At 2:30 a.m. on February 22, police moved in on the space that once housed a soda shop but in the last year-and-half has been illegally occupied and converted into a party venue. Neighbors have complained about alcohol and drug consumption and sale, after hour partying, gambling, violence and prostitution.

While Rueca said police found no evidence of prostitution during the raid, neighbors who have entered the den to capture video evidence of criminal activity alleged that a back room in the storefront had served as as a brothel of sorts.

The long list of complaints against the clandestine establishment originally started with a noise complaint, said Rueca. After coordinating with the California Department of Alcohol Beverage Control, the San Francisco Police Department was able to obtain a search warrant on the suspicion of illegal alcohol sales.

After entering the establishment, police seized “all property associated to the nightclub,” including alcohol, narcotics, gaming machines, as well as music and lighting equipment, said Rueca.

Police are now monitoring the location in an effort to prevent the party from returning.

Last month’s raid wasn’t the first time that police had pulled the plugs on the gambling den. In January 2016, the den had operated out of the building’s Mission Street entrance and was shut down following a string of nuisance complaints and a shooting incident that sent one man to the hospital.

Although its tenants were evicted by the Sheriff’s Department at the time, the calm didn’t last long.
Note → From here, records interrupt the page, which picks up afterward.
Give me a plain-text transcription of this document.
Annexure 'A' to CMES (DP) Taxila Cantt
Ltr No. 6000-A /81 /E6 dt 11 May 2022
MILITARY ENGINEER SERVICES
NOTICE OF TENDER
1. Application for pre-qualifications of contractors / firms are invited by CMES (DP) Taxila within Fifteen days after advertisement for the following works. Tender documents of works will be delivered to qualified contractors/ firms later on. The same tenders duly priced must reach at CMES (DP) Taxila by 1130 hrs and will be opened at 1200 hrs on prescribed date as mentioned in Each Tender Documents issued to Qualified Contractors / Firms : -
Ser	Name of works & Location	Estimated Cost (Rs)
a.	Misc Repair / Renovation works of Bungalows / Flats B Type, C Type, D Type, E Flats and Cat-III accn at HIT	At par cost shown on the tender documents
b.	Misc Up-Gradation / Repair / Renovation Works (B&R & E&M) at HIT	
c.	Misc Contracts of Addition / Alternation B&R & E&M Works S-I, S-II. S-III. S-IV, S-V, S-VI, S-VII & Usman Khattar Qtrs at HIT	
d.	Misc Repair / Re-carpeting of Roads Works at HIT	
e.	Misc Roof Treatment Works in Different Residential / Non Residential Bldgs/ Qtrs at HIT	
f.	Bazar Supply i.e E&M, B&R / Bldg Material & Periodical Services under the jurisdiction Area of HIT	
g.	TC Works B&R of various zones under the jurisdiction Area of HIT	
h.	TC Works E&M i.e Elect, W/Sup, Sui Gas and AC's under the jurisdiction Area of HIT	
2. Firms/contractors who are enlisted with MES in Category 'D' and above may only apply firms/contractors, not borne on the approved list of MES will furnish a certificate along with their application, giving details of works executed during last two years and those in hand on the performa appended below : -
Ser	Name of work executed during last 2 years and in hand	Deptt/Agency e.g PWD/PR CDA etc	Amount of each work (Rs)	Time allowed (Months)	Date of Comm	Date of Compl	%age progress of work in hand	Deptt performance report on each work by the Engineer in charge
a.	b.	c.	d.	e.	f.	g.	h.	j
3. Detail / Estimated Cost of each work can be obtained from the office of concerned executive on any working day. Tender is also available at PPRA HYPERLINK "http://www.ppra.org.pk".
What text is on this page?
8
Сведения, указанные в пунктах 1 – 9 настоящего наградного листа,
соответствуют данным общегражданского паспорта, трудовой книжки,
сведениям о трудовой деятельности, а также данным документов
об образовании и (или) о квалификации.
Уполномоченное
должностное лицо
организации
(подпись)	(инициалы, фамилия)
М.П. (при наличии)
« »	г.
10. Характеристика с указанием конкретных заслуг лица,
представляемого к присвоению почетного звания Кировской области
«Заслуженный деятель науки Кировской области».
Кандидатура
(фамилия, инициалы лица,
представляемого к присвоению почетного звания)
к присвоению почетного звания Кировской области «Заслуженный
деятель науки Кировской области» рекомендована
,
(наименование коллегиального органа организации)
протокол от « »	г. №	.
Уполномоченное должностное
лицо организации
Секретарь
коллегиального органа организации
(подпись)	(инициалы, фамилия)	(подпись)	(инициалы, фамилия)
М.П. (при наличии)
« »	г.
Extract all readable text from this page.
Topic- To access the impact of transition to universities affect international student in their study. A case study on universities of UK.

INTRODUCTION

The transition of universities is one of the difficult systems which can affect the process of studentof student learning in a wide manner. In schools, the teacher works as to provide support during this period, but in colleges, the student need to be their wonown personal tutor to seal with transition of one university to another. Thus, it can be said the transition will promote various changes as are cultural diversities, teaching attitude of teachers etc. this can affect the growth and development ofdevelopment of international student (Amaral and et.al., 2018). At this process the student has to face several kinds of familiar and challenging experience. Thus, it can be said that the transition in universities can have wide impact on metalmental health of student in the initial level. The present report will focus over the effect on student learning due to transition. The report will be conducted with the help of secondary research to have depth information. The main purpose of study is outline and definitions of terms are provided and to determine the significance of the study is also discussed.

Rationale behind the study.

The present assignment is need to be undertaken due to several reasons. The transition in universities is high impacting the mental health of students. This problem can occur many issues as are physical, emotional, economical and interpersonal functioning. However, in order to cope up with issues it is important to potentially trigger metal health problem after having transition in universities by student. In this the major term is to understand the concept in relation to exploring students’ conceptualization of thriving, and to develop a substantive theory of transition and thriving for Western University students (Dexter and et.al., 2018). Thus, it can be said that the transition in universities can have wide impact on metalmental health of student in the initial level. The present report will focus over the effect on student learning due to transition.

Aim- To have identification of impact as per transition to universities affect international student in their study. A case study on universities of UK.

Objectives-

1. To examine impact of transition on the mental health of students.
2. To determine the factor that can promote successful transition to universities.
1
Trouble continued to find a way back into empty storefront at 26th and Mission streets, most recently through its back entrance at 133 Lilac St.

Days before the the February raid, a resident of the area told Mission Local that her friend had filed a police report after a man robbed her at gunpoint near 25th and Capp streets and allegedly fled into the gambling den.

Rueca said that such reports are helpful in building a case and obtaining a search warrant, but do not necessarily authorize police to take action immediately.

“It may have been just a patron that ran in there as a safe haven,” said Rueca. Still, without evidence of a crime being committed, police have little authority to enter an establishment without a warrant.

“We have to see it ourselves, witness it and have strong evidence for us to take further action,” said Rueca, adding that the community’s effort in reporting suspected illegal activity is crucial. “Simple calls for service we can build on. That adds to our cases and allows us to do more eventually.”

As complaints continued to pile up against 133 Lilac St., police were able to shut the party down – for now.

“We are keeping an eye on it. We know it’s a known spot [for gambling] as a lot of these places are. We can’t allow for these places to occur,” said Rueca.